Prince Royalty (Prince's Town) is the royalty for Prince County, Prince Edward Island, Canada.

The township was supposed to host the county's shire town, named Princetown, and was surveyed for this purpose during the 1764 colonial survey undertaken by Capt. Samuel J. Holland.

The township is located on a peninsula extending into Malpeque Bay from adjacent Lot 18. Unfortunately, the shallow harbour made it unsuitable for a major port and the commercial centre of the county shifted to an area of Lot 17 township which fronted a sheltered harbour on the Northumberland Strait, which was later named Summerside.

Prince Royalty is part of St. David's Parish.

==History==
With Prince Royalty being largely unused as a shire town, it saw limited rural settlement by farmers since the Crown, and not a landlord owned the territory, thus an active settlement scheme never transpired. A military road was constructed from the colonial capital at Charlottetown early on and was named the Princetown Road.
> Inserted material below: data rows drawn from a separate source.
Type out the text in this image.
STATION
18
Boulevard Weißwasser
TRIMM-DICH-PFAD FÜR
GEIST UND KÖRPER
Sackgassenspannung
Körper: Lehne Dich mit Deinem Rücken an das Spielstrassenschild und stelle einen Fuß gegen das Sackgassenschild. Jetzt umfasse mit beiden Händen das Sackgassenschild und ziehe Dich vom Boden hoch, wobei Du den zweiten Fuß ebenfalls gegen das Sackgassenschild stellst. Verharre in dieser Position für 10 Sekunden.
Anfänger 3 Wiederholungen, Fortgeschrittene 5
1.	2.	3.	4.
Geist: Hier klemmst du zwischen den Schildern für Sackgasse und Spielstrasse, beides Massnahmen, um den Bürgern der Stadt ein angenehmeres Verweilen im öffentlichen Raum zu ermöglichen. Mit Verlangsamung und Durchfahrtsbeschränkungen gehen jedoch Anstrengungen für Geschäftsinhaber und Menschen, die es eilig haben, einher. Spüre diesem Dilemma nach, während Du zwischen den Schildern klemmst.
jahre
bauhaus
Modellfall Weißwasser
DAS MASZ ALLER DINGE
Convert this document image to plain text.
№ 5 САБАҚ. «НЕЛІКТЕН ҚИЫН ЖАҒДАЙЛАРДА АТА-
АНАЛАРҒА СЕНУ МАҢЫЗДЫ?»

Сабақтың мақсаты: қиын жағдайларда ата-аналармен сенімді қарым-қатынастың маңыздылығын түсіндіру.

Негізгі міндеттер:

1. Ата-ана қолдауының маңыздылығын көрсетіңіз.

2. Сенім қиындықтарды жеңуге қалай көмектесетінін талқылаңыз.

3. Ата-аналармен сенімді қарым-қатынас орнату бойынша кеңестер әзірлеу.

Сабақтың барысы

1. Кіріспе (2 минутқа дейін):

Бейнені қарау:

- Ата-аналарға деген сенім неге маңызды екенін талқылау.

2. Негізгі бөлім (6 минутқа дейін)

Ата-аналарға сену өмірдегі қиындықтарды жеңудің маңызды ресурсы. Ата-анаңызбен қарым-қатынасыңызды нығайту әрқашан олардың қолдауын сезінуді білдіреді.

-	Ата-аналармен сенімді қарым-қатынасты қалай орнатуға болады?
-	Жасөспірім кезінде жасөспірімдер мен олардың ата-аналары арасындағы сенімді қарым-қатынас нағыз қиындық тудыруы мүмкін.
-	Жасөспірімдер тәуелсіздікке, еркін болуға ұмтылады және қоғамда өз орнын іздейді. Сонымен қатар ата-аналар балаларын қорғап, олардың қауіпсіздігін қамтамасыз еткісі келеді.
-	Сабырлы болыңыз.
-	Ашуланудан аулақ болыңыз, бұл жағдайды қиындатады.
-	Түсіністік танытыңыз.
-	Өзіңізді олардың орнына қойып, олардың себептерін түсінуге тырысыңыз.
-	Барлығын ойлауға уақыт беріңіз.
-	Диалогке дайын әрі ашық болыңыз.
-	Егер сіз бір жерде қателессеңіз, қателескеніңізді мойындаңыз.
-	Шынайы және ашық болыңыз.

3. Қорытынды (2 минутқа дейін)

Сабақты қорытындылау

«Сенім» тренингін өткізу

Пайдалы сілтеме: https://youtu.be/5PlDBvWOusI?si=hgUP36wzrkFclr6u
Princetown became a village on December 2, 1901, but downgraded its status to a settlement in 1925. The post office changed the community name from Princetown to Malpeque on November 16, 1945; the community of Princetown changed its name to Malpeque on March 13, 1947.

Malpeque's status was further downgraded to a hamlet in 1960 and was amalgamated into the larger community of Malpeque Bay in 1973, with Malpeque's status being a locality.